« Une suspicion de mortalité piscicole anormale » dans la Loue, au printemps, a conduit le préfet de Franche-Comté à solliciter l’Onema pour une pêche de comptage exceptionnelle. Celle-ci a duré trois jours. Elle a commencé le 20 juillet à Cléron, en présence notamment de Claude Jeannerot, président du Conseil général, de Jacques Breuil, vice-président en charge l’Aménagement local et du développement durable des territoires, de Pascale Humbert, directrice régionale de l’Environnement, de l’aménagement et du logement (DREAL)…

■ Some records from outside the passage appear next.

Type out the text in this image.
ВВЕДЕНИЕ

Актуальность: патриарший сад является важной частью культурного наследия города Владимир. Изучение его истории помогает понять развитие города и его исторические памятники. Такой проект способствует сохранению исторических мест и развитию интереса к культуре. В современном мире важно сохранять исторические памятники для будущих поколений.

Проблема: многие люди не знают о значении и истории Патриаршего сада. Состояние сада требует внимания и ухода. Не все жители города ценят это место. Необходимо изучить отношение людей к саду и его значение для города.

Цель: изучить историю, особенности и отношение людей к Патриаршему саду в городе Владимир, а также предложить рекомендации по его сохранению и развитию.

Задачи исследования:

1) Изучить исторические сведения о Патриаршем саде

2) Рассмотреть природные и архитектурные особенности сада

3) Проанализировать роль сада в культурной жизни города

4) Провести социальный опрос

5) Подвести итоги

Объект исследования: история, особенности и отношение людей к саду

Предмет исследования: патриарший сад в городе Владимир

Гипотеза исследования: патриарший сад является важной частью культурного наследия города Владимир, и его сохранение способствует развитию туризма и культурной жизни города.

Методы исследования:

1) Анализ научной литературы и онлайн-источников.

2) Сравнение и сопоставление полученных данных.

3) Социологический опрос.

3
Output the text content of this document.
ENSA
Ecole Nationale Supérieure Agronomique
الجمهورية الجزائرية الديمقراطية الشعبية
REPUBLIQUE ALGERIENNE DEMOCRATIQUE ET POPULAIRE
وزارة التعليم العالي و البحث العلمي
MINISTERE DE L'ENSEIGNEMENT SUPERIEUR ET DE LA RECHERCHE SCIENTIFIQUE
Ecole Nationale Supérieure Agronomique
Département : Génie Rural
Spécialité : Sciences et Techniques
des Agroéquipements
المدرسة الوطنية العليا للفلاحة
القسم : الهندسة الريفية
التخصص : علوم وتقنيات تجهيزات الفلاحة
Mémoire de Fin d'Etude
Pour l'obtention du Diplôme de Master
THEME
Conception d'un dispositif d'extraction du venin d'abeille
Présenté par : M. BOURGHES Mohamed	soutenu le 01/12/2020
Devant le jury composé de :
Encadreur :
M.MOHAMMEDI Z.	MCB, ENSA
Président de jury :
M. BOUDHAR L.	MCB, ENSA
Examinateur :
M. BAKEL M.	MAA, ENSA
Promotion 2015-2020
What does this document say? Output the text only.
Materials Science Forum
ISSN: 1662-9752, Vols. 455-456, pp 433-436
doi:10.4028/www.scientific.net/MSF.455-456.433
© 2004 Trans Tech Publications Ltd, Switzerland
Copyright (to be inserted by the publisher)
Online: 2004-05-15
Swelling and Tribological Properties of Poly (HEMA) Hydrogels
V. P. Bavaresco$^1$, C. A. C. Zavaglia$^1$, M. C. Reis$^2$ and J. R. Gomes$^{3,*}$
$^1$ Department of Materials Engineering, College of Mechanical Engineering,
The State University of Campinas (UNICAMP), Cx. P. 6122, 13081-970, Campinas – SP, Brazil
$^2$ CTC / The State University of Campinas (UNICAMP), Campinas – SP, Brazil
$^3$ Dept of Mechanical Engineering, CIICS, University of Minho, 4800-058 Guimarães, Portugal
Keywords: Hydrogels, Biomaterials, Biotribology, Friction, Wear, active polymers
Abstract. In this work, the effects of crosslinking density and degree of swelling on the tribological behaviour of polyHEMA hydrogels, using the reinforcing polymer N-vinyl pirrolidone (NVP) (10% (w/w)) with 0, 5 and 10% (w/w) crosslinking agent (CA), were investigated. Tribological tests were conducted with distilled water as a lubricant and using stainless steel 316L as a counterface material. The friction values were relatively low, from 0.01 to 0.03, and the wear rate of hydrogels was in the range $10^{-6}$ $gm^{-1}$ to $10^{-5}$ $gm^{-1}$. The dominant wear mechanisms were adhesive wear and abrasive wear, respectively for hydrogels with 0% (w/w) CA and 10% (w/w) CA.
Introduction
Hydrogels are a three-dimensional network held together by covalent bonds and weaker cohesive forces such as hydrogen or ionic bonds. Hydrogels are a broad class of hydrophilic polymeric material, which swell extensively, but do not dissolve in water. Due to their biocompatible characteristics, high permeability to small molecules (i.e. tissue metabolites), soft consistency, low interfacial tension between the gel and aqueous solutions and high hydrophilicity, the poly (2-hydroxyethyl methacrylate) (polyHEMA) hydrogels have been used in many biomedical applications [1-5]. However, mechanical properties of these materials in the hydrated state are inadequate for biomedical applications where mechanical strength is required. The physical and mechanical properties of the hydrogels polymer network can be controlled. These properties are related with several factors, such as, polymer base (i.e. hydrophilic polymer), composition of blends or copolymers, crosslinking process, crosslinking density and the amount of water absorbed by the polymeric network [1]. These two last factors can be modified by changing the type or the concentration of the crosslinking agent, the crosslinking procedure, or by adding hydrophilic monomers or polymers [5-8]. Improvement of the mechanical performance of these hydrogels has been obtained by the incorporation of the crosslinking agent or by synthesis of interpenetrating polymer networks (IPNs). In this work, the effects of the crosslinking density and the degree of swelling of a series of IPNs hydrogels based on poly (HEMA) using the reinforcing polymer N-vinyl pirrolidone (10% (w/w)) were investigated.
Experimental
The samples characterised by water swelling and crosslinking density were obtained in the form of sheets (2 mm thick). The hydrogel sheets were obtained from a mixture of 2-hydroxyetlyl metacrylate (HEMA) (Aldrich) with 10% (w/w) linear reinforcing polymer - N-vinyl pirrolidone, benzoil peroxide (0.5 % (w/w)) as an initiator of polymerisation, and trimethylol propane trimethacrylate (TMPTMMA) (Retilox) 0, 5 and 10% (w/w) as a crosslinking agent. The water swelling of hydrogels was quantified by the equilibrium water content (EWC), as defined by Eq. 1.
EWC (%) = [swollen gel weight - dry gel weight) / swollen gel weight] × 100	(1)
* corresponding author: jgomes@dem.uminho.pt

Les premiers résultats sur l’état de la population piscicole seront connus à l’automne. Mais il faudra quelques mois pour obtenir une radiographie complète comparée au précédent inventaire réalisé en 1999. Cette comparaison donnera une idée plus précise de l’évolution de la Loue « qui s’est détériorée au fil des dernières années », selon des riverains et des pêcheurs.
Á comparer avec l’inventaire de 1999
Pour ce recensement, les mêmes techniques qu’en 1999 ont été employées aux mêmes endroits : Mouthier, Ornans, Cléron et Lombard. Des filets sont tendus sur toute la largeur de la rivière, en amont et en aval afin d’isoler une portion de 200 mètres de long environ. Une faible intensité de courant électrique est envoyée dans l’eau afin d’anesthésier les poissons. Armés d’épuisettes, les pêcheurs de l’Onema les récupèrent et les placent dans des bacs. Les poissons sont inventoriés, mesurés, pesés... Avant d’être remis dans la Loue, ils sont placés dans un bac de réveil. Le plus grand soin est apporté en effet pour ne pas les faire souffrir.
Á Cléron, la pêche n’a pas été miraculeuse mais il faudra attendre quelques mois pour avoir une idée précise des espèces présentes et de leur état sanitaire.